New York Real Estate Journal
November 10, 2015
The Community Preservation Corporation, Inc. (CPC), a leading not-for-profit affordable housing and neighborhood revitalization lender, announced the closing of its first eight (8) loans under the Freddie Mac Small Balance Loan (SBL) Program. Totaling $23.7 million, the loans will support 275 rental units in small buildings in Yonkers, New York City, Syracuse, and Troy, and are CPC’s first to close since being approved as one of a select group of seller servicers to participate in the SBL program earlier this year. The SBL program provides mortgages ranging from $1 – $5 million for the acquisition or refinancing of small multifamily properties with five or more units.
“Small multifamily buildings are home to millions of hardworking New Yorkers and are a critical piece of the State’s housing stock. However, when it’s time to refinance or find the capital to make repairs and upgrades many owners discover that there’s a significant shortage of products built to fit their unique needs,” said Rafael E. Cestero, President and CEO, CPC. “The SBL program addresses this acute gap in the market and offers owners the financing solutions they need to keep their properties in good repair and sustainable over the long-term. I’m proud that Freddie Mac has chosen CPC as one of its select lenders for the SBL program, and look forward to continuing our shared mission of providing smart, flexible lending solutions that preserve and strengthen the housing stock in underserved neighborhoods.”
Stephen Johnson, Senior Director of Freddie Mac Multifamily, said, “We are excited that our Small Balance Loan initiative is quickly gaining momentum in the marketplace and providing a strong financing option. We look forward to working with The Community Preservation Corporation to close more small balance loans and bring long-term debt capital to this market segment.”
Small multifamily buildings are a critical piece of New York’s housing stock and provide homes to millions of hardworking people in communities throughout the state. Because many of these buildings are either subsidized, rent stabilized, or in neighborhoods with already low market rents they often provide a haven of affordability to low- and moderate-income households.

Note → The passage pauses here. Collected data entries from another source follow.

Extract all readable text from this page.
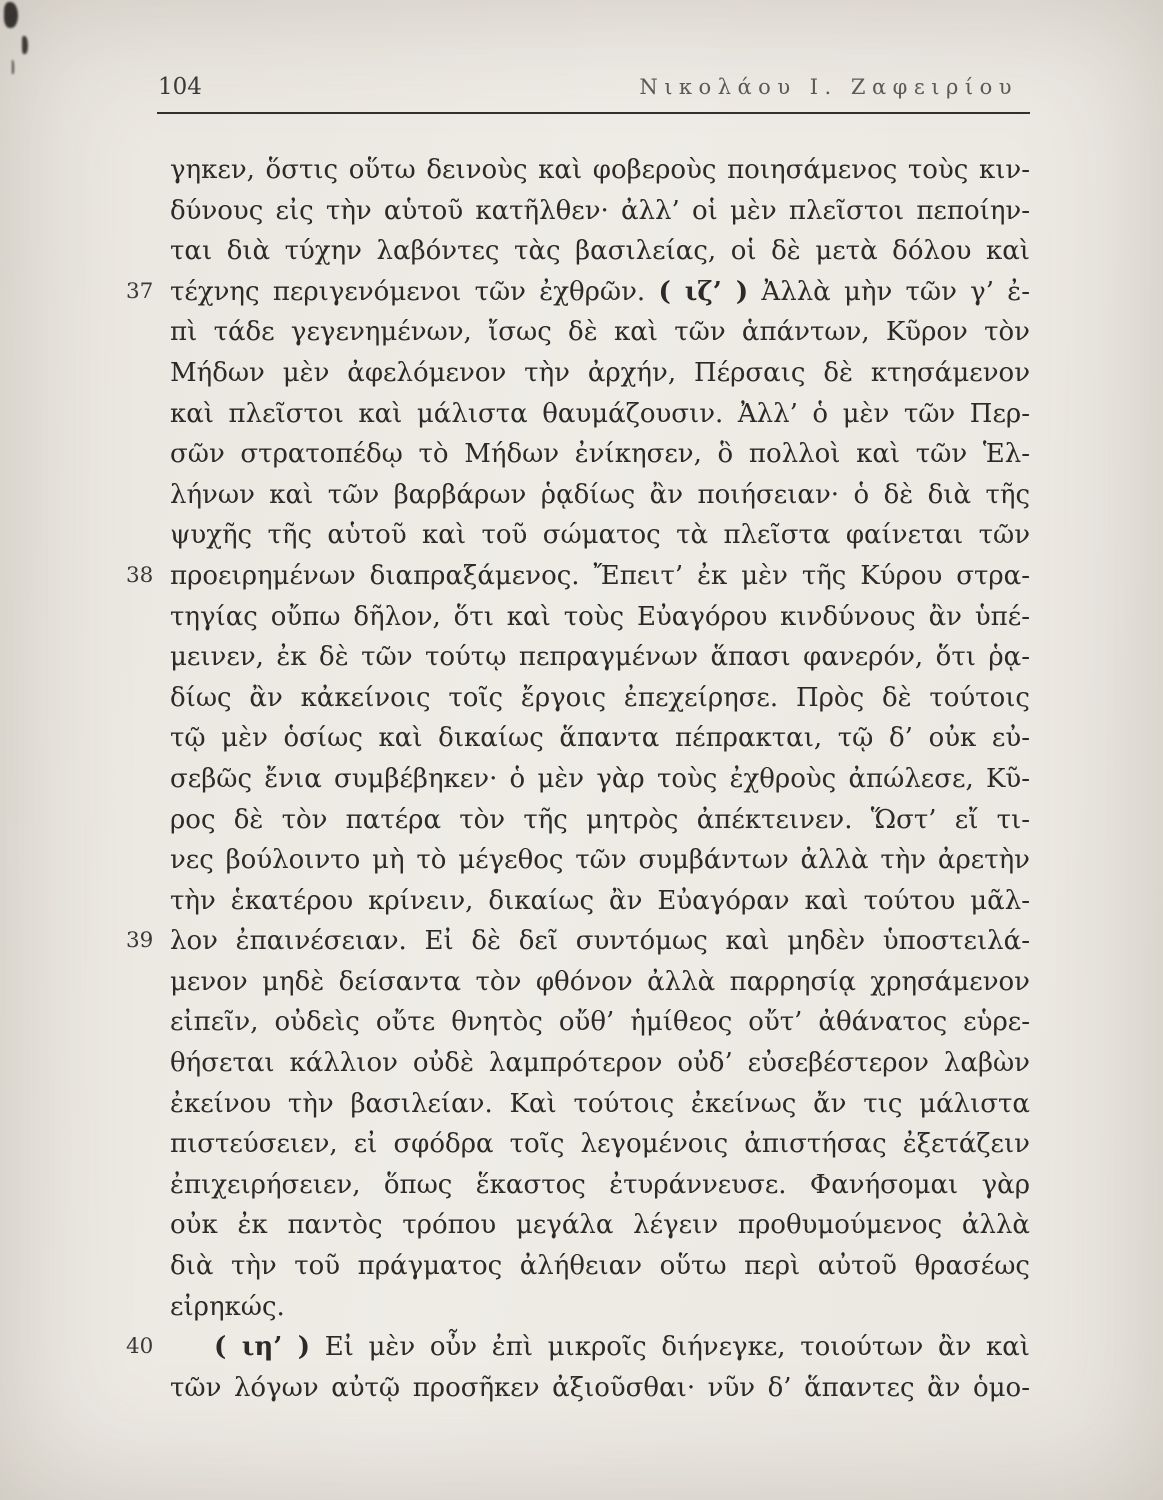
104	Νικολάου Ι. Ζαφειρίου
γηκεν, ὅστις οὕτω δεινοὺς καὶ φοβεροὺς ποιησάμενος τοὺς κιν-
δύνους εἰς τὴν αὑτοῦ κατῆλθεν· ἀλλ’ οἱ μὲν πλεῖστοι πεποίην-
ται διὰ τύχην λαβόντες τὰς βασιλείας, οἱ δὲ μετὰ δόλου καὶ
37 τέχνης περιγενόμενοι τῶν ἐχθρῶν. ( ιζ’ ) Ἀλλὰ μὴν τῶν γ’ ἐ-
πὶ τάδε γεγενημένων, ἴσως δὲ καὶ τῶν ἁπάντων, Κῦρον τὸν
Μήδων μὲν ἀφελόμενον τὴν ἀρχήν, Πέρσαις δὲ κτησάμενον
καὶ πλεῖστοι καὶ μάλιστα θαυμάζουσιν. Ἀλλ’ ὁ μὲν τῶν Περ-
σῶν στρατοπέδῳ τὸ Μήδων ἐνίκησεν, ὃ πολλοὶ καὶ τῶν Ἑλ-
λήνων καὶ τῶν βαρβάρων ῥᾳδίως ἂν ποιήσειαν· ὁ δὲ διὰ τῆς
ψυχῆς τῆς αὑτοῦ καὶ τοῦ σώματος τὰ πλεῖστα φαίνεται τῶν
38 προειρημένων διαπραξάμενος. Ἔπειτ’ ἐκ μὲν τῆς Κύρου στρα-
τηγίας οὔπω δῆλον, ὅτι καὶ τοὺς Εὐαγόρου κινδύνους ἂν ὑπέ-
μεινεν, ἐκ δὲ τῶν τούτῳ πεπραγμένων ἅπασι φανερόν, ὅτι ῥᾳ-
δίως ἂν κἀκείνοις τοῖς ἔργοις ἐπεχείρησε. Πρὸς δὲ τούτοις
τῷ μὲν ὁσίως καὶ δικαίως ἅπαντα πέπρακται, τῷ δ’ οὐκ εὐ-
σεβῶς ἔνια συμβέβηκεν· ὁ μὲν γὰρ τοὺς ἐχθροὺς ἀπώλεσε, Κῦ-
ρος δὲ τὸν πατέρα τὸν τῆς μητρὸς ἀπέκτεινεν. Ὥστ’ εἴ τι-
νες βούλοιντο μὴ τὸ μέγεθος τῶν συμβάντων ἀλλὰ τὴν ἀρετὴν
τὴν ἑκατέρου κρίνειν, δικαίως ἂν Εὐαγόραν καὶ τούτου μᾶλ-
39 λον ἐπαινέσειαν. Εἰ δὲ δεῖ συντόμως καὶ μηδὲν ὑποστειλά-
μενον μηδὲ δείσαντα τὸν φθόνον ἀλλὰ παρρησίᾳ χρησάμενον
εἰπεῖν, οὐδεὶς οὔτε θνητὸς οὔθ’ ἡμίθεος οὔτ’ ἀθάνατος εὑρε-
θήσεται κάλλιον οὐδὲ λαμπρότερον οὐδ’ εὐσεβέστερον λαβὼν
ἐκείνου τὴν βασιλείαν. Καὶ τούτοις ἐκείνως ἄν τις μάλιστα
πιστεύσειεν, εἰ σφόδρα τοῖς λεγομένοις ἀπιστήσας ἐξετάζειν
ἐπιχειρήσειεν, ὅπως ἕκαστος ἐτυράννευσε. Φανήσομαι γὰρ
οὐκ ἐκ παντὸς τρόπου μεγάλα λέγειν προθυμούμενος ἀλλὰ
διὰ τὴν τοῦ πράγματος ἀλήθειαν οὕτω περὶ αὐτοῦ θρασέως
εἰρηκώς.
40	( ιη’ ) Εἰ μὲν οὖν ἐπὶ μικροῖς διήνεγκε, τοιούτων ἂν καὶ
τῶν λόγων αὐτῷ προσῆκεν ἀξιοῦσθαι· νῦν δ’ ἅπαντες ἂν ὁμο-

As these buildings continue to age and maintenance and operational costs continue to rise, many small multifamily building owners find they often lack the access to funding and resources that are available to larger developers and property owners for capital repairs and upgrades, and refinancing. Through the innovative SBL, CPC and Freddie Mac are extending financing and flexible terms that are tailored to the unique needs of small building owners, allowing them to provide for the long-term physical and financial sustainability of their properties.
Properties closing with CPC on new Small Balance Loans are:
· 93 William Street, Yonkers: $3.225 million permanent loan to refinance this three-story, 19-unit rental building on the North end of Yonkers.
· 121 East Clark Place, Bronx: $2.75 million permanent loan to refinance this six-story, 48-unit low-income affordable rental building with a mix of rent stabilized and Section 8 supported apartments.
· 160 West 142nd Street, Manhattan: $2.235 million permanent loan to refinance this six-story, 22-unit moderate-income, mixed-use rental building.
· 29 Meserole Street, Brooklyn: $2.12 million permanent loan to refinance this four-story, 8-unit rental building constructed in 2006.
· 119 East 96th Street, Manhattan: $5.5 million permanent loan to refinance this six-story, 23-unit mixed use property that will help the owner retire existing debt and complete apartment renovations as they become vacant.
· 2012 Bedford Avenue & 344 Parkside Ave, Brooklyn: $2.15 million permanent loan to refinance this three-story 10-unit residential property constructed in 2007.
· 7651 Morgan Road, Liverpool: $3.8 million permanent loan to refinance this garden-style complex made up of 11 buildings each having 10 units for a total of 110 rental units that serve low- and very low-income households.
· 212 Third Street, Troy: $1.9 million permanent loan to refinance this four-story, 34-unit residential property in the Washington Square neighborhood of downtown Troy.